We considered whether these ΦxFG-mediated interactions could be targeted for therapeutic applications and sought a high-affinity peptide that would prevent viral N protein–G3BP interactions. Aided by previous research on G3BP binding to viral proteins in another RNA virus, we engineered a G3BP inhibitor (G3BPi). The designed peptide inhibitor successfully prevented the N protein binding to G3BP1 in cultured human cells and potently inhibited SARS-CoV-2 proliferation after 16 hours of infection. Excitingly, earlier this year a research group at the department of biochemistry at the University of California, Riverside, solved the structure of G3BP1 bound to SARS-CoV-2 N, confirming that this molecular interaction is largely mediated by the ΦxFG SLiM. The results revealed that the SLiM occupies a conserved pocket in G3BP1’s globular domain, validating our conclusions and shedding light on our proposed binding mechanism. Furthermore, it serves as a key example of a SLiM binding a conserved pocket on a globular protein domain, elucidating the nature of SLiM-based interactions and highlighting their therapeutic potential.

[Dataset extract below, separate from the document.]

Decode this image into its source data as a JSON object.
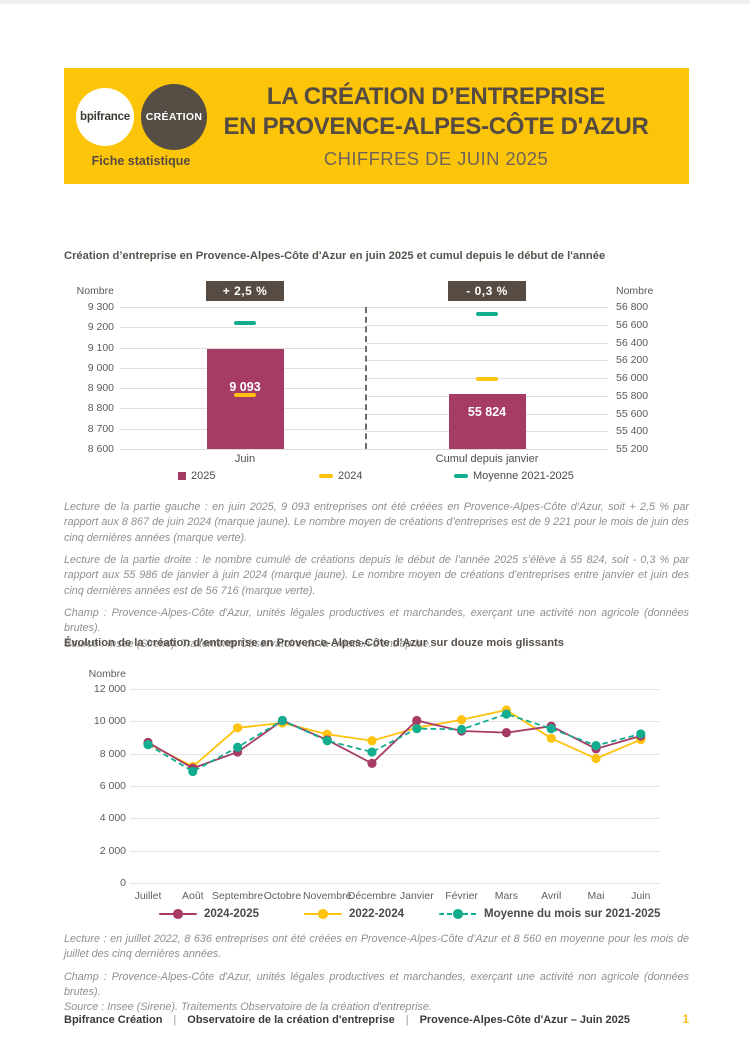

SLiMs are shaping up to be major regulatory motifs in cellular biology, from stress granule formation to innate immune signaling. In the context of infection, this raises questions about how a pathogen can rewire host protein networks to its own benefit. Despite their abundance and functional importance, super-short and quickly-evolving SLiMs are challenging to study. Traditional biochemical methods and technologies such as mass spectrometry screens tend to be biased toward stronger binding interactions. And although computation can allow us to predict the existence of SLiMs, experimental validation is still needed.

These are exciting times, as we move forward holding a flashlight in what seems to be a dark room filled with an overwhelming number of protein interactions that support life at the most basic level. But with novel approaches such as ProP-PD, alongside up-and-coming biochemical and computational tools, the field is becoming equipped to fully explore the unstructured proteome. Results from our group and others remind us to keep an open mind regarding how proteins function, as it’s now abundantly clear that structure cannot tell us the whole story.